Caching from screen scraping


#1

Hi all,

I need to do some screen scraping from my rails app. Given an ethernet
(MAC) adress, I scrape results from an internal web page that returns
location and hostname. How can I cache the result from that screen
scraping as to be polite to the scrapee? I would like to expire the
results daily. In perl, I would use Cache::File. Can I use rails caching
for this? What’s the best way? The screen scrape is used internally in
my app and not viewed directly.

Sincerely,
Jason E.


#2

Here are two ways you can do this:

  1. If you don’t mind the entire action being cached for the 24 hours,
    you
    can use the Rails Action cache, with the new Action Cache plugin that
    adds
    the ability to expire the cache on a timer.
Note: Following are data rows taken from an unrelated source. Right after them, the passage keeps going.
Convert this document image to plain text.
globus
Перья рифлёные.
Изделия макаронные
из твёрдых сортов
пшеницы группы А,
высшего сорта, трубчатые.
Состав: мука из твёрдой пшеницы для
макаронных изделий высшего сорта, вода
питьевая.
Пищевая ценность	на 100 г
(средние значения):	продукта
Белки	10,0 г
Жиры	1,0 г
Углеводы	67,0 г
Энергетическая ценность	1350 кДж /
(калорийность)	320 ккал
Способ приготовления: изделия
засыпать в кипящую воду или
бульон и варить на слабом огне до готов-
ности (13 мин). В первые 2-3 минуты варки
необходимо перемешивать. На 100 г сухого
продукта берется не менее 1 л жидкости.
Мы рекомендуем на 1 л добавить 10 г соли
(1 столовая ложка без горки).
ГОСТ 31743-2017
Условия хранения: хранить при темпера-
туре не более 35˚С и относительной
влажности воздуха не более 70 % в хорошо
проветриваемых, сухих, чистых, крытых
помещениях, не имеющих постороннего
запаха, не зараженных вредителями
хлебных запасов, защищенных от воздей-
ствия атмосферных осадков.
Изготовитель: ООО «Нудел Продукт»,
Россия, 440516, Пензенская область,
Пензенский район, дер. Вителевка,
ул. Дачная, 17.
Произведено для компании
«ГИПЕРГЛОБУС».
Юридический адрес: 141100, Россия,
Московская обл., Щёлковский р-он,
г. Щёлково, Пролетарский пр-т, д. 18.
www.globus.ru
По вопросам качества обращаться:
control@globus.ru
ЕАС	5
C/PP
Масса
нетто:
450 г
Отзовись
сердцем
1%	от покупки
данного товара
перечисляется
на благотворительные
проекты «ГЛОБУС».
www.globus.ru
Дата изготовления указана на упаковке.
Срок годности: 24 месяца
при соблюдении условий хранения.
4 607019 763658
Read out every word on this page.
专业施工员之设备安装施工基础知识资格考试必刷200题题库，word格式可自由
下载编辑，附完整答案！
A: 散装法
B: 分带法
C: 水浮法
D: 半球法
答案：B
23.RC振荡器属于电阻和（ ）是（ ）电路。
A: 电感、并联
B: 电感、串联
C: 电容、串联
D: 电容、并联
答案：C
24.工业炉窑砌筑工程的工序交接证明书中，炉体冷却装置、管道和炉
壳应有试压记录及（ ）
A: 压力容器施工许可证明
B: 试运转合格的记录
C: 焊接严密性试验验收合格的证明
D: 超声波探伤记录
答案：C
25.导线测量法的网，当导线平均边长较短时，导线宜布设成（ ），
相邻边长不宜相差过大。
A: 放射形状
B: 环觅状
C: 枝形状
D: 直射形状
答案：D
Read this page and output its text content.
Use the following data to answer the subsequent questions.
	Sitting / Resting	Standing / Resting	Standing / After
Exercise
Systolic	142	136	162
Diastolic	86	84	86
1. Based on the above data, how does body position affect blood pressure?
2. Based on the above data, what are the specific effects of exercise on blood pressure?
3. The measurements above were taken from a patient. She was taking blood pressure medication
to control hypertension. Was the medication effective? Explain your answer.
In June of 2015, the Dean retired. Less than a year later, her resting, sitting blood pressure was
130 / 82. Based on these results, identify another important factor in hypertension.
In your action you can do this:

caches_action :my_action

def my_action
	response.time_to_live = 1.day
	# Do some screen scraping
end
  1. If caching the entire action doesn’t work for you, you can use Rails
    fragment caching. Check out the code for the Action Cache plugin to see
    what you can do. Here’s a summary:

    a. Build a small object that keeps the expiry time and the data to
    cache
    b. Use YAML to serialize this (YAML.dump and YAML.load)
    c. Add this to the fragment cache with a unique key (read_fragment
    and write_fragment)

If you build this yourself, it should be about 3 lines of code to save
to
the cache, and about 4 lines to read and check if the cache has expired.